Accuracy = (TP + TN)/(TP + FP + FN + TN)

Precision = TP/(TP + FP)

Recall = TP/(TP + FN)

F1 score = 2 * (Precision) * (Recall)/(Precision + Recall)

MCC = (T P \times T N - F P \times F N) / \sqrt{(T P + F P) (T P + F N) (T N + F P) (T N + F N)},

where TP denotes true positives, FP represents false positives, FN denotes false negatives, and TN represents true negatives. To reduce the model variance, the performances of the classifier model were measured by conducting k-fold stratified CV several times. On the training dataset, the performance of the classifiers was evaluated under a condition where 5-fold CV was repeatedly conducted 5 times under different data splits. On the unseen dataset, the performance of the classifier was measured 10 times.

3. Results

3.1. Dataset Construction and Description

We obtained a dataset for developing a prescription recommendation model from the Korean Medicine Data Center of the Korea Institute of Oriental Medicine, hereafter referred to as the KDC dataset. By applying the selection criteria defined in the Methods section, we obtained a dataset for 973 patients with 54 clinical symptoms, SC types (features) and administered herbal prescriptions (labels). The included features for recommending HFs consisted of information on thirst, stool, urine, temperature and sweat, which are known clinical diagnostic indicators that are primarily relevant to prescription selection in KM. The name, type, description, scale, and distribution for the included features can be found in Supplementary Tables S3 and S4. We additionally considered the SC type as an input function, as this factor is known as useful information that can identify risk factors and provide customized treatments. The dataset also contained a total of 15 types of HFs, including 7 to 12 herbal medicines (Table 1).

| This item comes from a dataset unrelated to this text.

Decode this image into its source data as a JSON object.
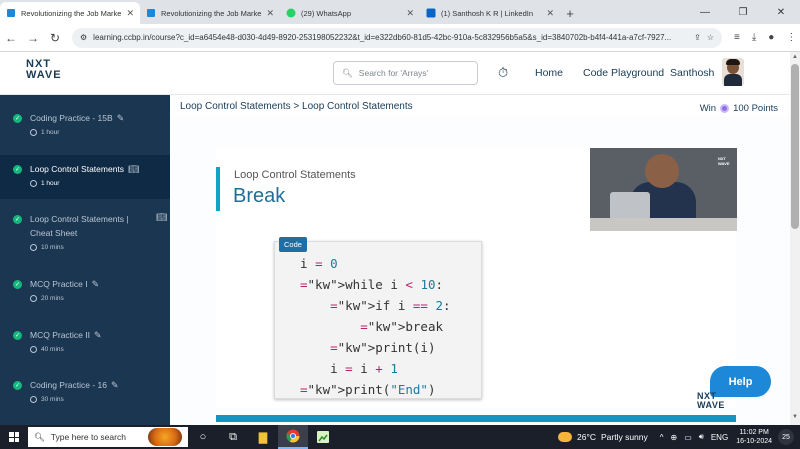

We carefully examined the dataset and found two potential problems. First, we found significant deviations between the administered HM frequencies. For example, the top five prescriptions accounted for more than half of the total prescriptions (574/973). This type of imbalance can lead to shortened learning, where the model is trained with a bias toward labels that appear frequently in the training dataset. Second, our dataset contained samples for which the clinical symptoms were not fully recorded. A classifier trained with a model using only fully recorded features may have suboptimal performance. To address these potential issues, we tried to develop an optimal model that recommends HM through the following processes (Figure 1). First, we explored various classifiers and their hyperparameters using a fully valid dataset and selected the combination of classifiers and hyperparameters with the best predictive performance. Then, we evaluated whether the prediction performance was improved through the dataset obtained using oversampling and data imputation.

3.2. Hyperparameter Selection for the Classifiers

We first tried to select the best hyperparameters for each classifier model based on the KDC dataset. We first obtained features and their labels by selecting information from the 709 patients whose features were all validly recorded in the constructed dataset. The following classifiers were considered as potential models for predicting administered HFs: logit, DT, SVM, RF, MLP, and CDF models. A greedy search algorithm was used to find the optimized hyperparameters by comparing the performance of the classifier models in a predefined search range. We selected the optimized hyperparameters of the classifier model with the highest performance (Table 2). The result showed that the SVM, CDF, and MLP models achieved superior performance in terms of the top-1 accuracy, top-3 accuracy, and F1 score, respectively. Specifically, all classifiers achieved MCC values higher than zero, which indicates that a significant association is present between clinical symptoms and administered HMs.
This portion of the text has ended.